MATISSE HENRI (1869-1954)
La peinture mise en scène
La peinture de Matisse met en scène la peinture elle-même et ses éléments constitutifs ; elle expose, interroge et dérègle méthodiquement ses conventions. En 1907, le critique Louis Vauxcelles saisissait parfaitement devant le Nu bleu (souvenir de Biskra), un jeu d'influences réciproques (qu'il redoutait) entre les lois internes du tableau, la réalité observée et la représentation : « Je ne voudrais, en quoi que ce fût, froisser un artiste dont je sais l'ardeur, la conviction ; mais le dessin m'apparaît ici rudimentaire et le coloris cruel ; [...] le hanchement du corps déformé détermine une arabesque de feuillage à moins que ce ne soit l'incurvation du feuillage qui motive la courbe de la femme. » Cette rime plastique entre la palme et la hanche est caractéristique de la soumission de la nature à « l'esprit du tableau » auquel aboutit Matisse. Sa peinture repose, en partie, sur un aller et retour entre le motif, le peintre et le tableau.

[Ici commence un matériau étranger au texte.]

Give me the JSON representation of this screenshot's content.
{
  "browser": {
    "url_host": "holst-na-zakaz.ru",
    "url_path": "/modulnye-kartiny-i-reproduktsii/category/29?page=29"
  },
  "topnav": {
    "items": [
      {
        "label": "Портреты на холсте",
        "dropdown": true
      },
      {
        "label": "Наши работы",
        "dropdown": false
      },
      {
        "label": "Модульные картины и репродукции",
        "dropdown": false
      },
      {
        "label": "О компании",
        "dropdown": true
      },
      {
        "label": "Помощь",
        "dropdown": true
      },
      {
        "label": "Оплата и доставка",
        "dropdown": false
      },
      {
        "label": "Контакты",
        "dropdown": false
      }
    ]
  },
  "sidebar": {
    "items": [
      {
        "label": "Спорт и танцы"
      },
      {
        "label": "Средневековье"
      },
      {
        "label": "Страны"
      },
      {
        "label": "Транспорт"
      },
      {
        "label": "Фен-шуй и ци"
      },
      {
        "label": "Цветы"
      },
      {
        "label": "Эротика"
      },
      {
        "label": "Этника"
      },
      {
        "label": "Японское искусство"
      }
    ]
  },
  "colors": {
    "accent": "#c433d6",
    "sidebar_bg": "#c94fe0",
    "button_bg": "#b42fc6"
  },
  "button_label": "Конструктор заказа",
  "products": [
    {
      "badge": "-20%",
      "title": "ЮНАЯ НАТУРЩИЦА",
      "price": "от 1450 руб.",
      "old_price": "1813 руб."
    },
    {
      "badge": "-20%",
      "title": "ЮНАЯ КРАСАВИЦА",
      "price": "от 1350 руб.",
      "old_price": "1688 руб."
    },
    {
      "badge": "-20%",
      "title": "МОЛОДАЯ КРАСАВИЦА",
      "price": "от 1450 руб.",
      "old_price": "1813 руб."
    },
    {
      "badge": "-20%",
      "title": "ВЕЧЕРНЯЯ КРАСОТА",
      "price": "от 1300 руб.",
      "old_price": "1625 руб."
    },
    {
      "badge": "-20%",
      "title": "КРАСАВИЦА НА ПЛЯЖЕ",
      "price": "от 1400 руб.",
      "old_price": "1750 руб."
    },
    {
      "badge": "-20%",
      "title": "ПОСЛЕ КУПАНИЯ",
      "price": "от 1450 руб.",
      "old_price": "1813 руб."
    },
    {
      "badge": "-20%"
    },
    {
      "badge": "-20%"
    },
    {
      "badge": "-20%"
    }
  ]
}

Tout près de son modèle, quel qu'il soit, et comme « en lui-même », l'attitude de Matisse engendre d'abord une forme d'identification violente pour se tenir, selon ses propres termes « en émotion, en état d'une sorte de flirt qui finit par aboutir à un viol ».
À ces deux termes qui n'en font plus qu'un s'incorpore un troisième, le tableau, qui impose ses propres lois : « Dans la Nature morte au magnolia[1941], expliquait ainsi Matisse, j'ai rendu par du rouge une table de marbre vert ; ailleurs il m'a fallu une tache noire pour évoquer le miroitement du soleil sur la mer ; toutes ces transpositions n'étaient nullement l'effet du hasard ou d'on ne sait quelle fantaisie, mais bien d'une série de recherches à la suite desquelles ces teintes m'apparaissaient nécessaires, étant donné leur rapport avec le reste de la composition, pour rendre l'impression voulue. » En un sens, Matisse se situe précisément entre la convention classique qui veut que l'artiste donne un coup d'œil sur la toile, un demi sur la palette et dix sur le modèle, et celle de l'abstraction qui, selon la formule de Kandinsky en 1913, impose « dix coups d'œil sur la toile, un sur la palette, un demi sur la nature ».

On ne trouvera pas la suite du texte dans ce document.